Aquarius: a navegação de Clara e a memória inquieta

Clara navega, não anda. Tem o corpo aceso. Ver o mundo por um espelho incomum. Resiste, sem adormecer na resistência. Movimenta-se dialogando com sua memória. Fica firme na sua história, sem sonhar com a ameaça do pecado original. Não teme, mas julga. Sabe que a vida pode estar em outro lugar e que, hoje, a covardia faz parceria com milhões de dólares. Prefere definir as possibilidades. Lembra Prometeu. Não se sente, porém, acorrentada. Escolhe o caminho e arruína as fatalidades. Sai da tela para socializar suas tensões. Conhece a autonomia, não se curva. Conversa, inventa, segura-se, pula as armadilhas. Sem pertencimentos, o desejo é pálido, a casa é sombria, o amor se desmancha, o deus de Nietzsche se imobiliza.

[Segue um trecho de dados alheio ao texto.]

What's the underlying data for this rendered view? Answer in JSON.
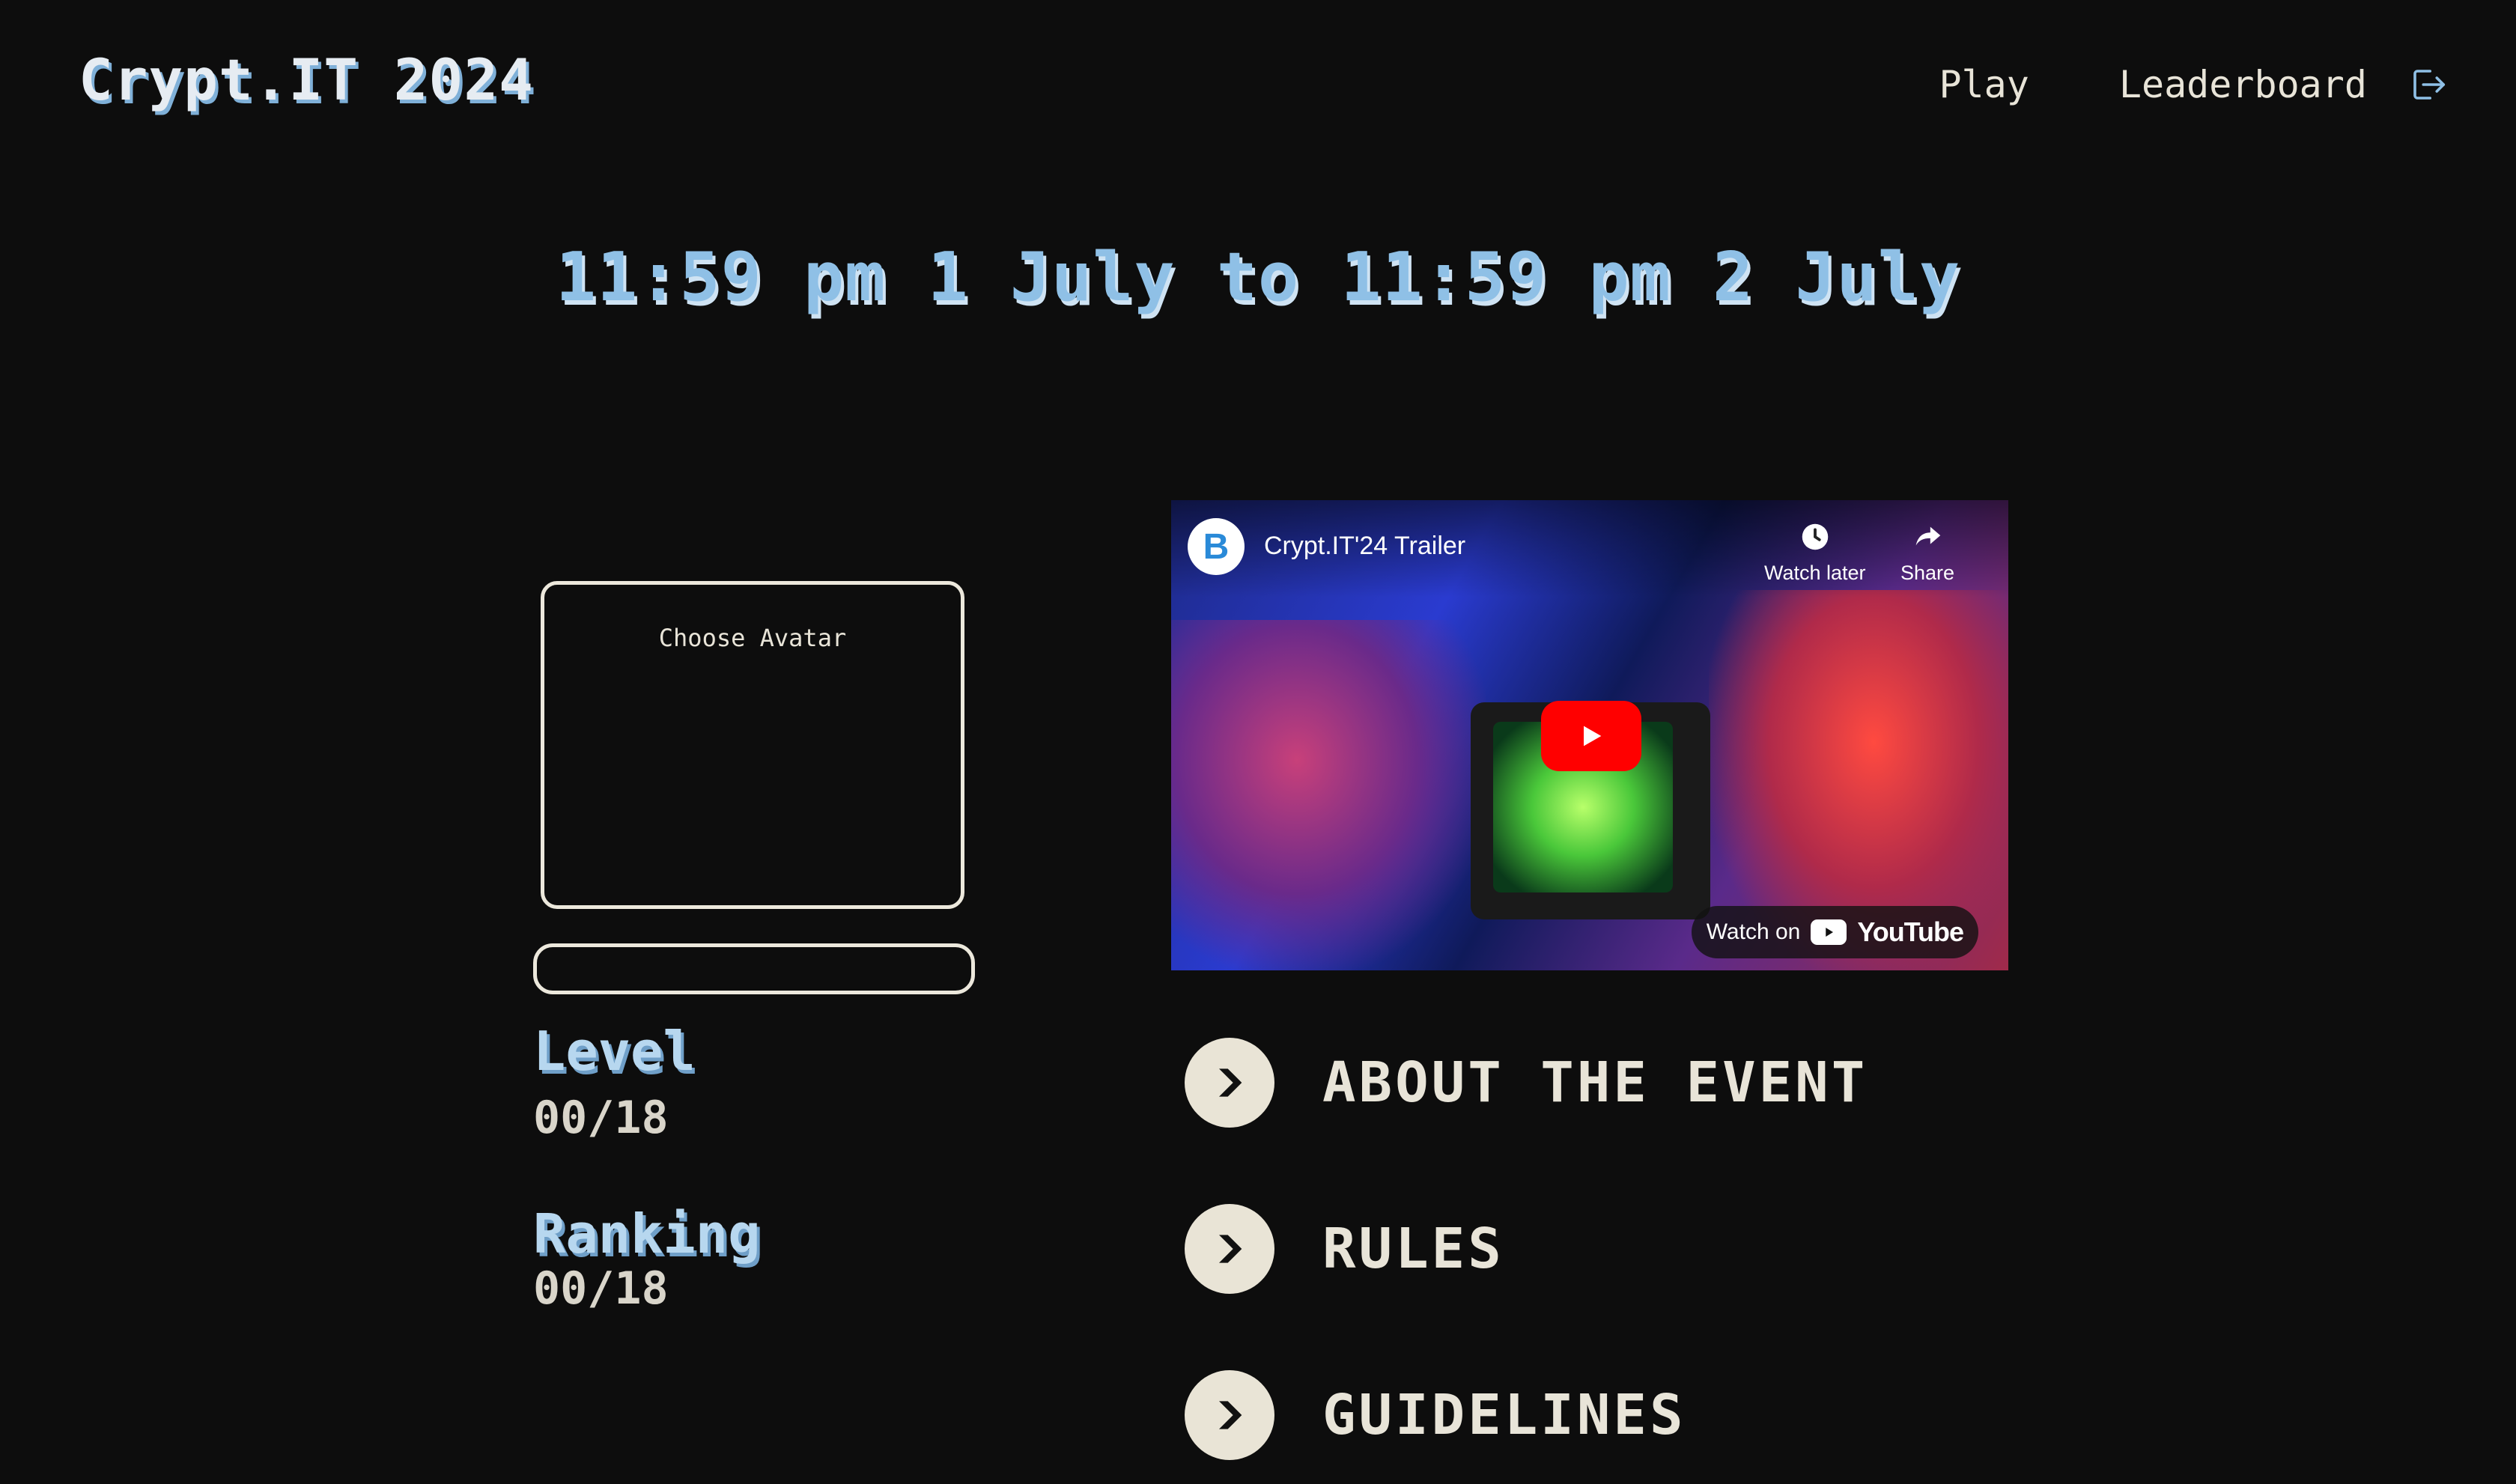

A despedida desconfia do retorno, faz o sangue se apressar.

Sônia Braga veste-se de Clara. A imagem  se amplia como se estivesse no agora de cada um. Clara e Sônia ensinam que a dignidade existe e quem ama os cupins não consegue superar-se. Há uma leitura fundamental dos conflitos,os significados provocam, viajam no tempo. O jogo da história não sacode fora as permanências. Alguns problemas se agudizam. A especulação imobiliária engana e intimida. Estamos cercados de cinismo numa ilha esquisita e monstruosa? O importante é não recuar, ir adiante, não adivinhar, nem militar em territórios que roubam as utopias. Os ruídos agitam e não deixam que os gritos morram. A nudez é um começo, uma iniciação sem ponto final. A medida exata nunca apareceu, está solta no universo ou se recolheu no divã de Freud.

Clara desafia os limites. Ouve a dor do seu corpo, porém navega na sensibilidade. O que outros dizem não é tudo. Belisca. Enraivece. No entanto, os abraços não estão no lixo. Há lugares de celebração do encanto que não sucumbiram às especulações midiáticas. O mundo enche-se de linguagens. É preciso mudar as cores das fachadas, buscar o passado, tropeçar, compreender as crenças que surgem misturadas com os sinos da grana. Maria Betânia canta os dramas. O brega e o chique imprimem afetos.  Existiria só harmonias ou os deslocamentos são constantes? Quem pune será punido? O gozo tem moradia ou apenas assanha a imaginação? Um dia, às vezes, dura um século, deprime as energias ansiosas e febris.

O cinema não foge do cotidiano. Produz representações. É impaciente, traz a inquietude, desperta, fere os nervos de aço. Ele toca quando puxa a corda da interioridade. Negar os labirintos estraga a reflexão. A busca de equilíbrio retoma incertezas e quebra a euforia de quem desenha a felicidade com formas eternas. Fazer  cultura é contemplar,  não é coisa de vagabundo. O que seria do humano sem a história? O capitalismo gosta de sínteses, de banalizações, de mostrar paraísos que encobrem infernos. Quem se declara ingênuo aposta na salvação? Clara não anula o heterogêneo. A noite pode cultivar pesadelos, mas ela passa arrastando vestígios inesquecíveis. Quem não aprende se espanta com a arrogância do seu próprio velório.